Concrete Statue at Denver Airport

A seven ton 26 foot concrete statue of Anubis, Egyptian god of death and the afterlife, is being installed at Denver International Airport. The statue will be there for the duration of a King Tut show, June 9, 2010 to January 9, 2011. (The King Tut show closed at the Art Gallery of Ontario in Toronto in May. The statue appears to be the same one used outside the AGO.) According to 9news.com, the jackal-headed statue will weigh in at 9000 pounds, and is being assembled in sections.


http://www.9news.com/news/article.aspx?storyid=140192&catid=339

The statue appears be controversial on a couple of levels. A statue of the god of death in an airport might make some superstitious passengers nervous,  and the American end-of-days movement is concerned about the growing number of "pagan statues" being erected.
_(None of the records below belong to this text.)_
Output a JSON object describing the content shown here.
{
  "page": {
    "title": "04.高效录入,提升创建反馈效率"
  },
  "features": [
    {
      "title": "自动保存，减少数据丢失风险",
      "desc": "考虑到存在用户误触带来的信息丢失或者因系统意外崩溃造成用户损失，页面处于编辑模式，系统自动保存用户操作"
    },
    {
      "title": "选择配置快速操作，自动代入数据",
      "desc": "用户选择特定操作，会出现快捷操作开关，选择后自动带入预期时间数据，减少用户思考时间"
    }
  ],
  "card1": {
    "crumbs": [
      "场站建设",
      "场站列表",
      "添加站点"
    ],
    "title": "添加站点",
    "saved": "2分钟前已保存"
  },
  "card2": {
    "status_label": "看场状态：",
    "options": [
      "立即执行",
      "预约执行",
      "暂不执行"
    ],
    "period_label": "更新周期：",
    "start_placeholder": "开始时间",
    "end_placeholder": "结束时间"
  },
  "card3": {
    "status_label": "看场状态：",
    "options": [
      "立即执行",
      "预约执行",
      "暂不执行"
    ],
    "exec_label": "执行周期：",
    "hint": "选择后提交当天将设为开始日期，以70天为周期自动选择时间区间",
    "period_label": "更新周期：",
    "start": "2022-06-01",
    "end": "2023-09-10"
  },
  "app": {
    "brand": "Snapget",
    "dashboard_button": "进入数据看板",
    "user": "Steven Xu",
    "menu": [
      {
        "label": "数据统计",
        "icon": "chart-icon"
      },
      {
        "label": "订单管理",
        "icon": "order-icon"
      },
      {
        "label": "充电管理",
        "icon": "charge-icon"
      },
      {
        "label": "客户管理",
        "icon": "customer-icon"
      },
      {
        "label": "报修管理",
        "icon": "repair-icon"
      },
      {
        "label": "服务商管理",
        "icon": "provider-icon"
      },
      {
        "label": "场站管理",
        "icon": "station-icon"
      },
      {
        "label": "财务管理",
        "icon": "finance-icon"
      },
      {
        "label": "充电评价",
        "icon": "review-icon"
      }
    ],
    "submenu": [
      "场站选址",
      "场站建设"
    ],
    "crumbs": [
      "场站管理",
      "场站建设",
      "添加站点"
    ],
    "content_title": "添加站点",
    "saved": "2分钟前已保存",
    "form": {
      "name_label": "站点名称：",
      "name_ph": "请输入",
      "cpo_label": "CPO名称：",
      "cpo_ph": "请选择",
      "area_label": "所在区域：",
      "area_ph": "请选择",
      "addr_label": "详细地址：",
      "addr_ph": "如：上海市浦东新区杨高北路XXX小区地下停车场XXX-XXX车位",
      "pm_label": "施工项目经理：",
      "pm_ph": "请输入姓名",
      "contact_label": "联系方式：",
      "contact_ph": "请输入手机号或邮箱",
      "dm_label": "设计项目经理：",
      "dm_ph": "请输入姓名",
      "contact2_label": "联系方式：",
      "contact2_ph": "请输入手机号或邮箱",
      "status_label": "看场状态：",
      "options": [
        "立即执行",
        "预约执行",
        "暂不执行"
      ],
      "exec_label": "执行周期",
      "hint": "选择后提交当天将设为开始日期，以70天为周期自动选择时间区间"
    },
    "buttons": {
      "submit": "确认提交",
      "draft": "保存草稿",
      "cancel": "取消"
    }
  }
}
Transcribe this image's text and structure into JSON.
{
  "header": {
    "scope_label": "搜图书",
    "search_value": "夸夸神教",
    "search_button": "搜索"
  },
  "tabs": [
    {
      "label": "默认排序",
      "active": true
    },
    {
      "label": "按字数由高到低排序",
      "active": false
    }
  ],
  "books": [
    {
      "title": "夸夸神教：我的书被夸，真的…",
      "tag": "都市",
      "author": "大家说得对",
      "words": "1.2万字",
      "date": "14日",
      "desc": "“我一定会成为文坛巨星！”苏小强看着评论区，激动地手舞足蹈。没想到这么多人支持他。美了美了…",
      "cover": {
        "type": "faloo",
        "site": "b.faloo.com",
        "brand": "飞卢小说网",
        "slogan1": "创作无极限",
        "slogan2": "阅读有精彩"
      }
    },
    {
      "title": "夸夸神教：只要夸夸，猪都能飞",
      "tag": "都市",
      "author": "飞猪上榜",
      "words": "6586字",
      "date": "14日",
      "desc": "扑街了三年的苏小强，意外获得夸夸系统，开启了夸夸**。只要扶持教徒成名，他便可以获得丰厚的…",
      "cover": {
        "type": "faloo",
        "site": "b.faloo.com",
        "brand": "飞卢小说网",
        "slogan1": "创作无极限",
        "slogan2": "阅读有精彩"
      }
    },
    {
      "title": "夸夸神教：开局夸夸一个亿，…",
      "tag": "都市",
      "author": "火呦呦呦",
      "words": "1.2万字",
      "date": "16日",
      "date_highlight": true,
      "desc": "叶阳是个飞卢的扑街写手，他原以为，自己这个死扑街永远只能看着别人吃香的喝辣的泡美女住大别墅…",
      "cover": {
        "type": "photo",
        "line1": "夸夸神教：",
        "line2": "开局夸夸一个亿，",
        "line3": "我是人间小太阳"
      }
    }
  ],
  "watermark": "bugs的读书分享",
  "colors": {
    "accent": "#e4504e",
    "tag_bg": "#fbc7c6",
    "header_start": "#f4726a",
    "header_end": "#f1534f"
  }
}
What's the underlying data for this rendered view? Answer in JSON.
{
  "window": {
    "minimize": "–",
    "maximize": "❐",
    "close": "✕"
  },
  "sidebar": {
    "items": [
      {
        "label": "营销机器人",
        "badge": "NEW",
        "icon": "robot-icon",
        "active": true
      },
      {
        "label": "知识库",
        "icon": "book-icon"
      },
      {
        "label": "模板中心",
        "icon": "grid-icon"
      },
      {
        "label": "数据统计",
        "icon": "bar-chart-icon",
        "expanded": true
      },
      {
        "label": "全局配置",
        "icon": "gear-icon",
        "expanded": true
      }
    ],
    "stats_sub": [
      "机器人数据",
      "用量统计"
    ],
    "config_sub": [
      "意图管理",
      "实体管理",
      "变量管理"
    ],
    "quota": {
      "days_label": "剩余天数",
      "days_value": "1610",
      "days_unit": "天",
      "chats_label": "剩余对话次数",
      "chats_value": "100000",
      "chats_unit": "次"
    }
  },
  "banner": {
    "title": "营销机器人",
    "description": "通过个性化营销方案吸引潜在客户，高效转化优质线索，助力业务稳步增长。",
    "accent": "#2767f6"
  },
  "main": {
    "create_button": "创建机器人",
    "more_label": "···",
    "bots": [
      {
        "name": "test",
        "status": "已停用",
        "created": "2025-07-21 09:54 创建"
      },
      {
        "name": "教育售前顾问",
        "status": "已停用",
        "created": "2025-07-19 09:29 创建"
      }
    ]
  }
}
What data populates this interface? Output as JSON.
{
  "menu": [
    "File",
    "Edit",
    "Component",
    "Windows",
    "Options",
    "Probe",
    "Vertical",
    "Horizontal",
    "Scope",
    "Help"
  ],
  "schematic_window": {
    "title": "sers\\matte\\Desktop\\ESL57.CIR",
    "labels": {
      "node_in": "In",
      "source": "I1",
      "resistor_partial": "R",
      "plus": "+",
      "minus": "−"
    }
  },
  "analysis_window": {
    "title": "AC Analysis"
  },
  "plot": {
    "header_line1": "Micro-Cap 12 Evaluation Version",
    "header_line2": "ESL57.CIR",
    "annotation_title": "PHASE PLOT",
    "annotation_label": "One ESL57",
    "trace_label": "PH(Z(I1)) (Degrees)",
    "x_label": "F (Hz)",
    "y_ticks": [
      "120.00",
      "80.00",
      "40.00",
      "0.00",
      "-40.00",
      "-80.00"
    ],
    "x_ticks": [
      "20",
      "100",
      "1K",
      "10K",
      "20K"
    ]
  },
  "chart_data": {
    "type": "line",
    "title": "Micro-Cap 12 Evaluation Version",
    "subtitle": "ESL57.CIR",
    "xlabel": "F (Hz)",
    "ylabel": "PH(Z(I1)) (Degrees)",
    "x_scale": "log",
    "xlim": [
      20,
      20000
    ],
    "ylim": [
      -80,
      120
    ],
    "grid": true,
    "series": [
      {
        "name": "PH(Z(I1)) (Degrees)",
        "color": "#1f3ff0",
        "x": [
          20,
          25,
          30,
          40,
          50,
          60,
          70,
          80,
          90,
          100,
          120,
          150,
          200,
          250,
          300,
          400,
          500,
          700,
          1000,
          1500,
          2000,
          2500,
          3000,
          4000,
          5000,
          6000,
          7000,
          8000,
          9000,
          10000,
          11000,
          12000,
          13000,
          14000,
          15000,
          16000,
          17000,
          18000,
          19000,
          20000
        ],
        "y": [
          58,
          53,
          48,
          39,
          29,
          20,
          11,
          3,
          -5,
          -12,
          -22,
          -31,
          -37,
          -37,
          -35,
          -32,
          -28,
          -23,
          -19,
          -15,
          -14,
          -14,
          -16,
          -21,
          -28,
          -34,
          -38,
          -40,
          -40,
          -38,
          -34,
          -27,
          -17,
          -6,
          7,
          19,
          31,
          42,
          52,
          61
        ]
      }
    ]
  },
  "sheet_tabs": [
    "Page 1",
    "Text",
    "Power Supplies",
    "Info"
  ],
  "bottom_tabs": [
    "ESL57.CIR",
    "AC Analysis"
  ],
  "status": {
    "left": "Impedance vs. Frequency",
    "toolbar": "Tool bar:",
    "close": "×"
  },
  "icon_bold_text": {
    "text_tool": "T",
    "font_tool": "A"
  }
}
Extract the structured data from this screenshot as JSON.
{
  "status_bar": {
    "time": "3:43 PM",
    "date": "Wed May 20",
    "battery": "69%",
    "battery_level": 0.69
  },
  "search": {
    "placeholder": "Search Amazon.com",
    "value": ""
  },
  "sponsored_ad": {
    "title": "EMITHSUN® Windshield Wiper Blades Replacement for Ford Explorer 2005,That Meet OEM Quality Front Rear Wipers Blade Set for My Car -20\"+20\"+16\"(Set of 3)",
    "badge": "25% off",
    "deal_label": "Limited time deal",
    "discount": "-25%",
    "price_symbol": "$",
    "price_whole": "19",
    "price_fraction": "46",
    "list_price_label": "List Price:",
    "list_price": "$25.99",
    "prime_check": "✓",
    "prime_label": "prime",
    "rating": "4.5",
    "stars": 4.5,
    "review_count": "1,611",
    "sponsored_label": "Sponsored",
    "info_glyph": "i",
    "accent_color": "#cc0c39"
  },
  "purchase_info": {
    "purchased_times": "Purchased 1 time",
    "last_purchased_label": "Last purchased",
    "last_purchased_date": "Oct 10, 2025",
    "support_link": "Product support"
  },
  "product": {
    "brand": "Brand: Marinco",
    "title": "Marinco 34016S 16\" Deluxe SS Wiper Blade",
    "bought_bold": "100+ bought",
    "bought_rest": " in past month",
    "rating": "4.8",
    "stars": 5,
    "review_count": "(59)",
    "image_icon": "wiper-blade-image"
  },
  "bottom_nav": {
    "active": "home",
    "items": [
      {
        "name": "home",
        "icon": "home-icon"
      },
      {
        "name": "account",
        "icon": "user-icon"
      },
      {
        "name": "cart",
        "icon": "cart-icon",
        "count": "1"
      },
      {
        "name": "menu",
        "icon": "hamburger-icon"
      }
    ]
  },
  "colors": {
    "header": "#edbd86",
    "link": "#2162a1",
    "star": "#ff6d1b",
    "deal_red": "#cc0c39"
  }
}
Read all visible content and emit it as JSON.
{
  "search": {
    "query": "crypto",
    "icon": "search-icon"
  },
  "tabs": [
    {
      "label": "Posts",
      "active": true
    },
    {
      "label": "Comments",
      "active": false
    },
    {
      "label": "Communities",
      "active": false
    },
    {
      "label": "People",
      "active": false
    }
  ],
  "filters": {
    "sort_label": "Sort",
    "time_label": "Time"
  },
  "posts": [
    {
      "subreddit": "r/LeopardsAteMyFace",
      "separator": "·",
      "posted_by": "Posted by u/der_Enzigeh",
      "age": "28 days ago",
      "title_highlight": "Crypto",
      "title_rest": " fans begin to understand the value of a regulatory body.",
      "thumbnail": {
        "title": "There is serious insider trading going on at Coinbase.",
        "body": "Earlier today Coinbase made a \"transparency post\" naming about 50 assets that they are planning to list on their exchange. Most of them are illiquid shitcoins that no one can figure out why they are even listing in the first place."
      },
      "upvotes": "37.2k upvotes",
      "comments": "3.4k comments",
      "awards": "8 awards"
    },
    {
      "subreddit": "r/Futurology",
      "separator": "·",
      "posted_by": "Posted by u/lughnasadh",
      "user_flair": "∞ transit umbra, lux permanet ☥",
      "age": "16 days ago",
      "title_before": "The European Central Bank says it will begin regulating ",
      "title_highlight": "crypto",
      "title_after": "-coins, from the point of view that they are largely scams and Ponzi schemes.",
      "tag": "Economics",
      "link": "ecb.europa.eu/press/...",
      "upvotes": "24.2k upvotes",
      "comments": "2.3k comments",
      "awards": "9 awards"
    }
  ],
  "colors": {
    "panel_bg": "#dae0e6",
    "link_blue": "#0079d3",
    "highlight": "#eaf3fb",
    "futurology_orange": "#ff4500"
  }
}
I for one don't mind the idea of a god of death (pagan or otherwise) overlooking an airport. I confront my own mortality every time I fly, so why shouldn't everyone else be reminded of theirs? The end of days argument is that we are putting up idols against the wishes of a jealous god. "After all of God's warnings we just have got to tempt fate," they say. Surely we all recognize that this is a Egyptian god from a long-dead religion. Or do these people believe that art is even more powerful than I imagined.